All of the foregoing took place on the same day that Mrs. Belknap wanted to know if Jane had seen her second-best gold hat pin. The day after that, three fine embroidered handkerchiefs were said to be missing from the little inlaid box on her bureau.

Mary MacGrotty displayed her big teeth in a malevolent smile when Jane rather fearfully mentioned this last circumstance in the kitchen. "You don't suppose the wind could have blown them away last Monday, do you, Mary? It was blowing hard, I remember," Jane said, nervously twisting her apron strings.

"It 'ud be a strong wind to lift 'em out the missus's box, I'm thinkin'," said Miss MacGrotty dryly. "But they wuz lifted, all right; an' no one knows ut better 'an you, Miss Innocence, wid yer purty face an' yer big saucer eyes."
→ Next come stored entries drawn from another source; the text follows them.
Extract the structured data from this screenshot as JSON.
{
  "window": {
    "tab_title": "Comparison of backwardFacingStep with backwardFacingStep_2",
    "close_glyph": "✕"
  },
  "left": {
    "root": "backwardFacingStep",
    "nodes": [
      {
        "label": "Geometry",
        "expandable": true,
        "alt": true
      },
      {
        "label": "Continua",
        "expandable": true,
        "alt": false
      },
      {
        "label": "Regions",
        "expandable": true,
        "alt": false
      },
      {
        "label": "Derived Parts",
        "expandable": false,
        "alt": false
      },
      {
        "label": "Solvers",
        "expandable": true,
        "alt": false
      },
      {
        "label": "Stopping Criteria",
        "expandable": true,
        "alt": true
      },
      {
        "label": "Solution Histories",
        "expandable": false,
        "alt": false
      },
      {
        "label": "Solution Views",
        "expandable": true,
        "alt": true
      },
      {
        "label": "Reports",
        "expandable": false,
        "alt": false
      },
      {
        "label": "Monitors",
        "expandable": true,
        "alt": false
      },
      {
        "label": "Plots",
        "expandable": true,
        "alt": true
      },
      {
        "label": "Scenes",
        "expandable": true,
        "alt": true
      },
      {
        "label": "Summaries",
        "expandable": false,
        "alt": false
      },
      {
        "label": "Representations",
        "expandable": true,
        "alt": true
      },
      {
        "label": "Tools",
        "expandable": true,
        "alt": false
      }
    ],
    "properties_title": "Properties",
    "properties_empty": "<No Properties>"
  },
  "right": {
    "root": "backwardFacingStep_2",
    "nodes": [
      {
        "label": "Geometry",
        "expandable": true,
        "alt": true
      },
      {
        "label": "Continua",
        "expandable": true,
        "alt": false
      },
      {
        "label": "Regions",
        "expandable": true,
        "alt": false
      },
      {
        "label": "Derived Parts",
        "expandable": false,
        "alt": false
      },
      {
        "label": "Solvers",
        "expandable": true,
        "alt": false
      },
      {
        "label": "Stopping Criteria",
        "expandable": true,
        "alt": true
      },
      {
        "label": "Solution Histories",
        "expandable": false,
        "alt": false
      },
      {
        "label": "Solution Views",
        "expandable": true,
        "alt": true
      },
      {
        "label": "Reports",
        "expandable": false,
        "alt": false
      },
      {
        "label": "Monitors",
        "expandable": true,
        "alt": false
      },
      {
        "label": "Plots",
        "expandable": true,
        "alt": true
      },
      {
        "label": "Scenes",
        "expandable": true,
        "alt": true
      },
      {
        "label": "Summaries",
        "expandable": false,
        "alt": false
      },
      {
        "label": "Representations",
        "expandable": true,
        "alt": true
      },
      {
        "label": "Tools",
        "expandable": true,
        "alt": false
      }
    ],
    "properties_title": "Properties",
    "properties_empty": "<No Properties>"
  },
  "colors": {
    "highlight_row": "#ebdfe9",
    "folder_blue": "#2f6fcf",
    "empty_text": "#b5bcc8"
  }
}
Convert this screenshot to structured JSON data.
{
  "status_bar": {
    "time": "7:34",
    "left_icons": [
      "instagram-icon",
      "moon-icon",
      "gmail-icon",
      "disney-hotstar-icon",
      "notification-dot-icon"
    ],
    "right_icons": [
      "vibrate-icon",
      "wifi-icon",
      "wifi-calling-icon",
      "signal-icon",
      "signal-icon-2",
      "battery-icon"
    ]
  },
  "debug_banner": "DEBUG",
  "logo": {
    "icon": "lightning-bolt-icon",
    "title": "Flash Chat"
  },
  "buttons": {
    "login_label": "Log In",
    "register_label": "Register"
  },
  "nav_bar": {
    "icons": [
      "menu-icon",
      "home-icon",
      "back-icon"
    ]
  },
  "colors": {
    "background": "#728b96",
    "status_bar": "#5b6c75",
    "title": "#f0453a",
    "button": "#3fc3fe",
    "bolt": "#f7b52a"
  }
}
Jane stared at the grinning Irish face, her own paling. "You are a bad, cruel woman!" she cried; "and you are not honest; I saw you take sugar out of the jar, and tea out of the caddy!"

Miss MacGrotty burst into a furious fit of coughing. "Aw, you impident little spalpeen, you!" she hissed, her face purple with rage. "Git out o' me kitchen this minute! We'll attind to your case prisintly. Yis, indade; I'll not have my character blackened by a light-fingered gurl from nobody knows where. Yis; you may stare, miss. You niver come honest by the foine rings in yer box, I'm thinkin', an' the little goold watch wid a di'mon' in the back, an' the locket wid pearls."

"You have been in my room!—looking at my things!" gasped Jane. "How dare you!"